Banner Iklan

Senator Lia Istifhama Refleksikan Hari Kartini: Perempuan Bisa Jadi Pemimpin di Era Modern?

Admin JSN
22 April 2026 | 12.18 WIB Last Updated 2026-04-22T05:19:22Z
Senator DPD RI Lia Istifhama saat menerima penghargaan dari media atas sepak terjangnya sebagai penyambung aspirasi masyarakat ke Senayan./dok. Istimewa

SURABAYA | JATIMSATUNEWS.COM - Senator DPD RI Lia Istifhama merefleksikan momen Hari Kartini 2026 pada Selasa, 21 April untuk memikirkan lagi tentang kepemimpinan perempuan di era modern.

Menurut Anggota Komite III DPD RI, Lia Istifhama, peringatan Hari Kartini dapat menjadi ruang refleksi atas peran strategis perempuan di tengah perubahan zaman yang semakin dinamis.

Pada era modern, perempuan tidak lagi ditempatkan sebagai objek pembangunan, melainkan telah bertransformasi menjadi subjek utama, bahkan pengarah dalam berbagai sektor kehidupan.

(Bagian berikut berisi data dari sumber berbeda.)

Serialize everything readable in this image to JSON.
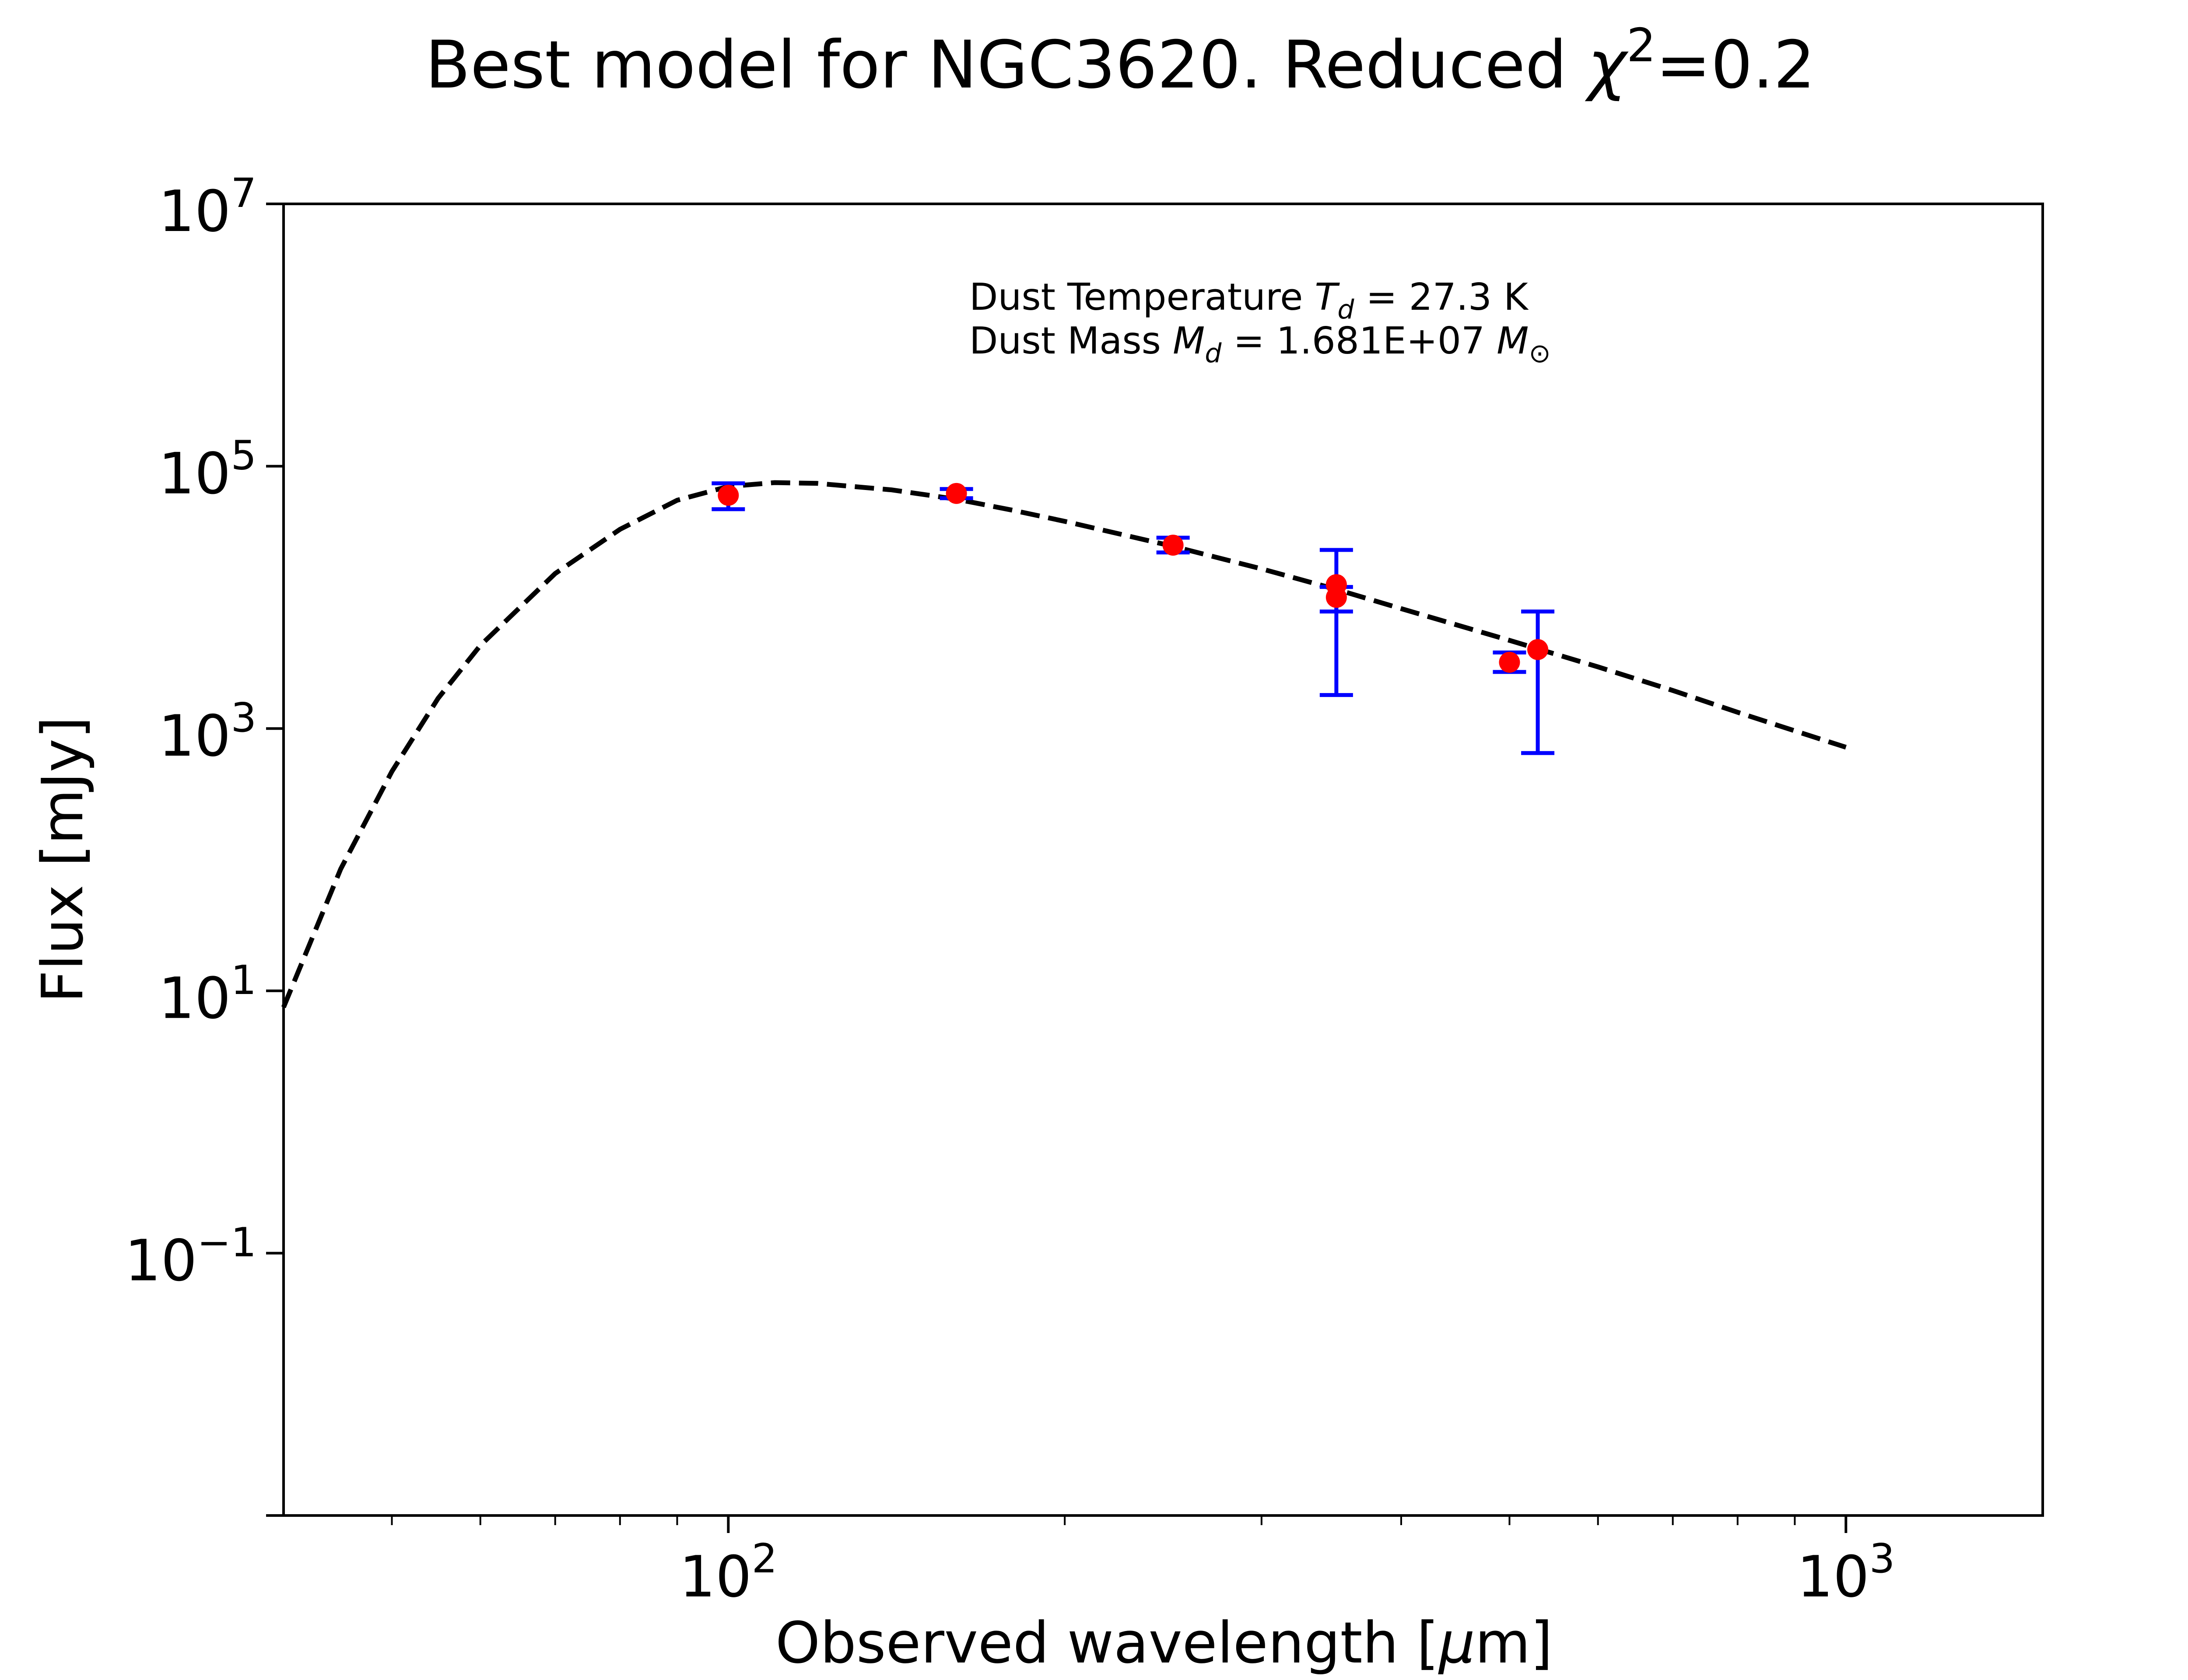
{
  "chart_data": {
    "type": "scatter",
    "title": {
      "prefix": "Best model for NGC3620. Reduced ",
      "chi": "χ",
      "sup": "2",
      "suffix": "=0.2"
    },
    "xlabel": {
      "prefix": "Observed wavelength [",
      "mu": "μ",
      "suffix": "m]"
    },
    "ylabel": "Flux [mJy]",
    "xscale": "log",
    "yscale": "log",
    "xlim": [
      40,
      1500
    ],
    "ylim": [
      0.001,
      10000000
    ],
    "x_ticks": [
      {
        "value": 100,
        "base": "10",
        "exp": "2"
      },
      {
        "value": 1000,
        "base": "10",
        "exp": "3"
      }
    ],
    "x_minor_ticks": [
      50,
      60,
      70,
      80,
      90,
      200,
      300,
      400,
      500,
      600,
      700,
      800,
      900
    ],
    "y_ticks": [
      {
        "value": 0.1,
        "base": "10",
        "exp": "−1"
      },
      {
        "value": 10,
        "base": "10",
        "exp": "1"
      },
      {
        "value": 1000,
        "base": "10",
        "exp": "3"
      },
      {
        "value": 100000,
        "base": "10",
        "exp": "5"
      },
      {
        "value": 10000000,
        "base": "10",
        "exp": "7"
      }
    ],
    "y_unlabeled_ticks": [
      0.001
    ],
    "annotation": {
      "temp": {
        "prefix": "Dust Temperature ",
        "sym": "T",
        "sub": "d",
        "suffix": " = 27.3 K"
      },
      "mass": {
        "prefix": "Dust Mass ",
        "sym": "M",
        "sub": "d",
        "mid": " = 1.681E+07 ",
        "unit": "M",
        "unit_sub": "⊙"
      }
    },
    "model": {
      "name": "model",
      "style": "dashed",
      "color": "#000000",
      "x": [
        40,
        45,
        50,
        55,
        60,
        70,
        80,
        90,
        100,
        110,
        120,
        140,
        160,
        180,
        200,
        250,
        300,
        350,
        400,
        500,
        600,
        700,
        800,
        900,
        1000
      ],
      "y": [
        7.5,
        85,
        470,
        1700,
        4300,
        15200,
        33000,
        55000,
        70000,
        75000,
        74000,
        66000,
        56000,
        46000,
        38000,
        24500,
        16500,
        11500,
        8200,
        4700,
        2950,
        1950,
        1330,
        960,
        720
      ]
    },
    "observations": {
      "name": "observations",
      "marker_color": "#ff0000",
      "errorbar_color": "#0000ff",
      "points": [
        {
          "x": 100,
          "y": 60000,
          "yerr_low": 47000,
          "yerr_high": 74000
        },
        {
          "x": 160,
          "y": 62000,
          "yerr_low": 57000,
          "yerr_high": 67000
        },
        {
          "x": 250,
          "y": 25000,
          "yerr_low": 22000,
          "yerr_high": 28500
        },
        {
          "x": 350,
          "y": 12500,
          "yerr_low": 7800,
          "yerr_high": 12000
        },
        {
          "x": 350,
          "y": 10000,
          "yerr_low": 1800,
          "yerr_high": 23000
        },
        {
          "x": 500,
          "y": 3200,
          "yerr_low": 2700,
          "yerr_high": 3800
        },
        {
          "x": 530,
          "y": 4000,
          "yerr_low": 650,
          "yerr_high": 7800
        }
      ]
    }
  }
}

Melihat hal ini, Lia Istifhama menilai kemajuan kesetaraan gender saat ini sudah semakin nyata. Perempuan kini tampil sebagai pengambil keputusan, pemimpin, sekaligus penggerak perubahan di berbagai bidang.

Perempuan Sudah Maju, Namun Tantangan Solidaritas Masih Nyata

Pada dialog Aspirasi edisi Hari Kartini di Pro1 RRI Surabaya, Selasa (21/4), Lia mengungkapkan bahwa ruang bagi perempuan untuk berkembang kini makin terbuka lebar.

"Kalau kita lihat saat ini, perempuan sudah banyak yang berada di posisi strategis. Mereka memimpin organisasi, menjadi menteri, kepala dinas, hingga terlibat langsung dalam pengambilan kebijakan," ungkapnya.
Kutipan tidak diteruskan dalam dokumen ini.